Navegação no Oceano Ártico e a relação com o degelo em 2019

Devido ao derretimento do gelo a partir de meados de agosto, o Oceano Ártico está amplamente aberto à navegação. Esta ocorrência permite reduzir para metade do tempo certas viagens. Contamos-lhe mais aqui.

Teresa Abrantes Teresa Abrantes 31 Ago. 2019 - 17:32 UTC
O degelo no Oceano Ártico em meados de agosto atingiu recorde anterior.

Este verão o degelo foi tão intenso, ao nível do recorde de 2012, que é possível fazer a travessia nordeste da costa da Sibéria totalmente livre de gelo. Esta ausência de gelo permite a navegação no Oceano Ártico e reduzir para metade do tempo certas viagens, como por exemplo entre os portos chineses e a Antuérpia, que normalmente se faz pelo canal de Suez. Pode ser praticada atualmente a navegação também através das ilhas e costas do Canadá.

Esta situação, excecional já há três décadas, tende a repetir-se cada vez com mais frequência. Este é o resultado de um aquecimento global particularmente forte nas latitudes mais elevadas. Um aquecimento bem previsto pelos modelos numéricos do clima. Mas esses mesmos modelos subestimaram a velocidade com a qual o bloco de gelo reagiria, principalmente porque não levaram em conta o efeito da sua fragmentação. Assim, há vinte anos atrás, a situação atual não era esperada antes de meados do século XXI.

A partir de meados de agosto a superfície do bloco de gelo - área do oceano onde pelo menos 15% da superfície é coberta de gelo - era de apenas 5,04 milhões de km², em comparação com cerca de 8 milhões de km² na mesma data no início dos anos 80.

Fenómeno irreversível

A ocorrência do degelo mais rápido do que o esperado no verão é um fenómeno irreversível. De facto, ao longo dos anos, o derretimento foi removendo o gelo marinho que existe há muitos anos, aqueles que sobreviveram ao verão. Estes velhos blocos de gelo empilhavam-se uns sobre os outros e formavam uma espessura muito maior, até mais de 4 metros, do que a do gelo formado durante um único inverno.

O degelo na Gronelândia intensificou-se a partir de 2004.

Pouco a pouco, a espessura média do gelo marinho foi diminuindo e os últimos dados de 15 de julho deste ano, apontam para pouco mais de um metro, contra mais de dois metros no início dos anos 80, na mesma data. Essa redução na espessura do gelo, inclusive durante o inverno, facilita o seu derretimento renovado e precoce quando o verão regressa.

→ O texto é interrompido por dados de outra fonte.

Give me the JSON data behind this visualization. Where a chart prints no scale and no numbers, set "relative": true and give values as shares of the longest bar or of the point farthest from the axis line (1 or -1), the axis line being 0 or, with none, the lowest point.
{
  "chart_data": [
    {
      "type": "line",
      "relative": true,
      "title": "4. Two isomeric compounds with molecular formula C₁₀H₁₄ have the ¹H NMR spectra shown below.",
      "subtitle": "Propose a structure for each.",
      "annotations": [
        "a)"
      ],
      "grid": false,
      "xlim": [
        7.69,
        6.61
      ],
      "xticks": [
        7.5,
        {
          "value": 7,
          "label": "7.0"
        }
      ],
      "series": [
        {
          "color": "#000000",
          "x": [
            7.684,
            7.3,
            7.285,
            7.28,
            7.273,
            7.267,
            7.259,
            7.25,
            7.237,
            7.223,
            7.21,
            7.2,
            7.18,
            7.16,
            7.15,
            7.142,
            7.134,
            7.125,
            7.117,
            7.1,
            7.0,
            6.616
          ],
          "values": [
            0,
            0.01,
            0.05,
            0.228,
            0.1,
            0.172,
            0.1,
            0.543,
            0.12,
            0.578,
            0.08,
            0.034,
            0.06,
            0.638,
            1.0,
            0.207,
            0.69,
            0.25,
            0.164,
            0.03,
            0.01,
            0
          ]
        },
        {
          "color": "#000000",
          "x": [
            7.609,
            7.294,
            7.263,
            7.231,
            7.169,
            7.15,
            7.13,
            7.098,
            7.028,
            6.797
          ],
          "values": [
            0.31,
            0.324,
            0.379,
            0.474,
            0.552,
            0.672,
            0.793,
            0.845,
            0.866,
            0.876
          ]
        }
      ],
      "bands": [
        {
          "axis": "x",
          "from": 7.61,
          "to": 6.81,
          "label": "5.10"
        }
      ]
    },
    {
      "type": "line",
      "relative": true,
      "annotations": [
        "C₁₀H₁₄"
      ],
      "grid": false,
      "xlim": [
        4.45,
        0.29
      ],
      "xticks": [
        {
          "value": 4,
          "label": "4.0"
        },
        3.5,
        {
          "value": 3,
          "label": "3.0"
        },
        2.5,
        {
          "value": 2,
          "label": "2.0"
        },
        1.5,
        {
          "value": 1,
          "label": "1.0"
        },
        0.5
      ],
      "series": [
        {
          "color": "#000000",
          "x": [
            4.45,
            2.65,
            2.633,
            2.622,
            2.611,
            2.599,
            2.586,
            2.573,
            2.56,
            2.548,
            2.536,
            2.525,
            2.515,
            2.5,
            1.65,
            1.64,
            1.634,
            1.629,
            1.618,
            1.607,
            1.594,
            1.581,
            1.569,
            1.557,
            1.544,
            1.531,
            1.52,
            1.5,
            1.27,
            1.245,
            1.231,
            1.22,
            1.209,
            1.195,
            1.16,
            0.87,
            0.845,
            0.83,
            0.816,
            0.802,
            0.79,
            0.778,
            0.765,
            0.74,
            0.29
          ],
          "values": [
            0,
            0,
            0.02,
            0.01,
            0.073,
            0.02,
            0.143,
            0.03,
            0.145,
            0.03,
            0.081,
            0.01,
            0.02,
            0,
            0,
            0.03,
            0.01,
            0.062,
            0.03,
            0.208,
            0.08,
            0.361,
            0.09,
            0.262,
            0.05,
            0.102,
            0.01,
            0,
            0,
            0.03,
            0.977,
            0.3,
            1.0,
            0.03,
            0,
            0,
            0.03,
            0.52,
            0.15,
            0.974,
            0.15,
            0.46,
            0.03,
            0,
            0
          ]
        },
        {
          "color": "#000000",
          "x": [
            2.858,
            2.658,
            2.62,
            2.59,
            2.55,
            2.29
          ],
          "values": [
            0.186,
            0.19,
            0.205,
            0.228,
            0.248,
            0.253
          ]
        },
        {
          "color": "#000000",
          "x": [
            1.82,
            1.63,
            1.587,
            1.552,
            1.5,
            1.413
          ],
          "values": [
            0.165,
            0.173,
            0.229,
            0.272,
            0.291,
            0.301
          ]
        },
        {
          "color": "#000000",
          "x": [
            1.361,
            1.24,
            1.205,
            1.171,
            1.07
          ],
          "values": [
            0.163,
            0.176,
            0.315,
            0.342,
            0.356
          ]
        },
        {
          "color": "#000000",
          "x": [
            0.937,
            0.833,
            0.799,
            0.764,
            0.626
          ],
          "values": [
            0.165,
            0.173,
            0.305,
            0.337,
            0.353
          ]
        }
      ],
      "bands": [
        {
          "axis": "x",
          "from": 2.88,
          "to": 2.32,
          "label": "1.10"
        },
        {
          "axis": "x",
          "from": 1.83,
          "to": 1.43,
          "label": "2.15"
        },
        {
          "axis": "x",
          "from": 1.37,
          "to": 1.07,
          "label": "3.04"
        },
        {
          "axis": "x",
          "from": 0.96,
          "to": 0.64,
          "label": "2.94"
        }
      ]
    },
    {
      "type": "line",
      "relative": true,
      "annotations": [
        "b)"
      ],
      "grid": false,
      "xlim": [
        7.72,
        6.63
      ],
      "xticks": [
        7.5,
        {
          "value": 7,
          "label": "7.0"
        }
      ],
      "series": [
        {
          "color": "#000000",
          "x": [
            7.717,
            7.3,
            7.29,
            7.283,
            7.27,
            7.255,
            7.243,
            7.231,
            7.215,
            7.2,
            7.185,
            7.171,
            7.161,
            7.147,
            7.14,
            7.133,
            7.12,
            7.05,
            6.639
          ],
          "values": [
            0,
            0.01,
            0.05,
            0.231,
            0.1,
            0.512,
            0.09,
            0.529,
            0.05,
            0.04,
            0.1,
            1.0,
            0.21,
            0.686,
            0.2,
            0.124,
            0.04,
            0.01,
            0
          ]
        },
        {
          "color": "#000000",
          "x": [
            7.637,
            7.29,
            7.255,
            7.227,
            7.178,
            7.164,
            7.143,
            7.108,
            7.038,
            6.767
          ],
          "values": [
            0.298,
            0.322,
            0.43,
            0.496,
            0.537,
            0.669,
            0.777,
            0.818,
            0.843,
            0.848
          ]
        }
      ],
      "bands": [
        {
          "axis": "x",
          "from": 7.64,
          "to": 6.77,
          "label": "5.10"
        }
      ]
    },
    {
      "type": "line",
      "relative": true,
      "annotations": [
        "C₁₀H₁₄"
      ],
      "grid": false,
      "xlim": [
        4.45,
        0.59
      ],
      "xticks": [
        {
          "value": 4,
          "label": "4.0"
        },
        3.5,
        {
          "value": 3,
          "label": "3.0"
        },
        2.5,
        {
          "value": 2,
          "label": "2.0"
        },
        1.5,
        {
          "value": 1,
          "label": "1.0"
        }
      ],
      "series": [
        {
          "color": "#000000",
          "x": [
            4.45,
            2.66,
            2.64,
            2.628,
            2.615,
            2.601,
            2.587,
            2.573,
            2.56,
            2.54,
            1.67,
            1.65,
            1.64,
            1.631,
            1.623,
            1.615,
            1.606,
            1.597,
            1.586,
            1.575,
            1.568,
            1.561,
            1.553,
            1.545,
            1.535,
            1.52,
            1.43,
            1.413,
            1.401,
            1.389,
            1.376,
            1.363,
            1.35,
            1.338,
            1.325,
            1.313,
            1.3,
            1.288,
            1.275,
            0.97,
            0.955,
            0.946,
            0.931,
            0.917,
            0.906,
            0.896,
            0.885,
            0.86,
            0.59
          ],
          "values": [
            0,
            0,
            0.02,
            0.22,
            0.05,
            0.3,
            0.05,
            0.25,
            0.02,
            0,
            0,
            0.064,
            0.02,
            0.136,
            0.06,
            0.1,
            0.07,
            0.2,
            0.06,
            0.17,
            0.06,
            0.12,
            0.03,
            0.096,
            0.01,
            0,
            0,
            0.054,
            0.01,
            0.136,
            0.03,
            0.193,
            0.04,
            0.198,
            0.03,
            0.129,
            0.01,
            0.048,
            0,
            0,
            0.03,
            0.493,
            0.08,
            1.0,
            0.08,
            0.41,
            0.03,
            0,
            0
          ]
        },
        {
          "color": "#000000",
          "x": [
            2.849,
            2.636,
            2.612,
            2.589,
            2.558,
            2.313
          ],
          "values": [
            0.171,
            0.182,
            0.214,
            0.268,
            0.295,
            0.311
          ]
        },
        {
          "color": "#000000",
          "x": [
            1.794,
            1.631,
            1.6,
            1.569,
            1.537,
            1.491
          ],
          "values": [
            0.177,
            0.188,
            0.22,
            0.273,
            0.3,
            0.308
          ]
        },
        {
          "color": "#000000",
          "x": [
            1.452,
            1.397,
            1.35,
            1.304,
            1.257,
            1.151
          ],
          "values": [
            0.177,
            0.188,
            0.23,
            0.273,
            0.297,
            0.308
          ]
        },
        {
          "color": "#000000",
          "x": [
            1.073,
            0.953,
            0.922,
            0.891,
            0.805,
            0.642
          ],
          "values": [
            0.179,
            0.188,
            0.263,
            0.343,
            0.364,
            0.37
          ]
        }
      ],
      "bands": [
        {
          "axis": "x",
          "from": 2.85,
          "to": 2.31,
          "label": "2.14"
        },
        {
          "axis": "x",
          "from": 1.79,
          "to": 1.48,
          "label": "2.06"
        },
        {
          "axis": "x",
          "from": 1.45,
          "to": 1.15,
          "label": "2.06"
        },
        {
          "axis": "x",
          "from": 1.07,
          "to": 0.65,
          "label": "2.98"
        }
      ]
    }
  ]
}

Durante o verão, as águas superficiais do Oceano Árctico aquecidas e livres de gelo, vêem o desenvolvimento do fitoplâncton bem como a fauna marinha que o explora. É todo o ecossistema que se está a alterar. De acordo com os cientistas e algumas investigações da NASA, o processo de degelo na Gronelândia intensificou-se a partir de 2004.

Segundo estudos recentes, no lado do gelo continental, a calota de gelo da Gronelândia no verão de 2019 também sofreu um derretimento significativo com dois episódios marcantes: um no final de junho e outro no início de agosto. Em contraste com o gelo do mar, o derretimento do gelo continental é refletido num aumento global no nível do mar.

Mesmo que os registos de diminuição do bloco de gelo não estejam necessariamente em coincidência com as temperaturas médias globais, vale a pena notar que o ano de 2019 tem sido particularmente quente a nível global. Observou-se um período de janeiro a julho como o segundo mais quente desde o início das leituras e registo de temperaturas (1880) e o mês de julho de 2019 foi recorde absoluto para este mês.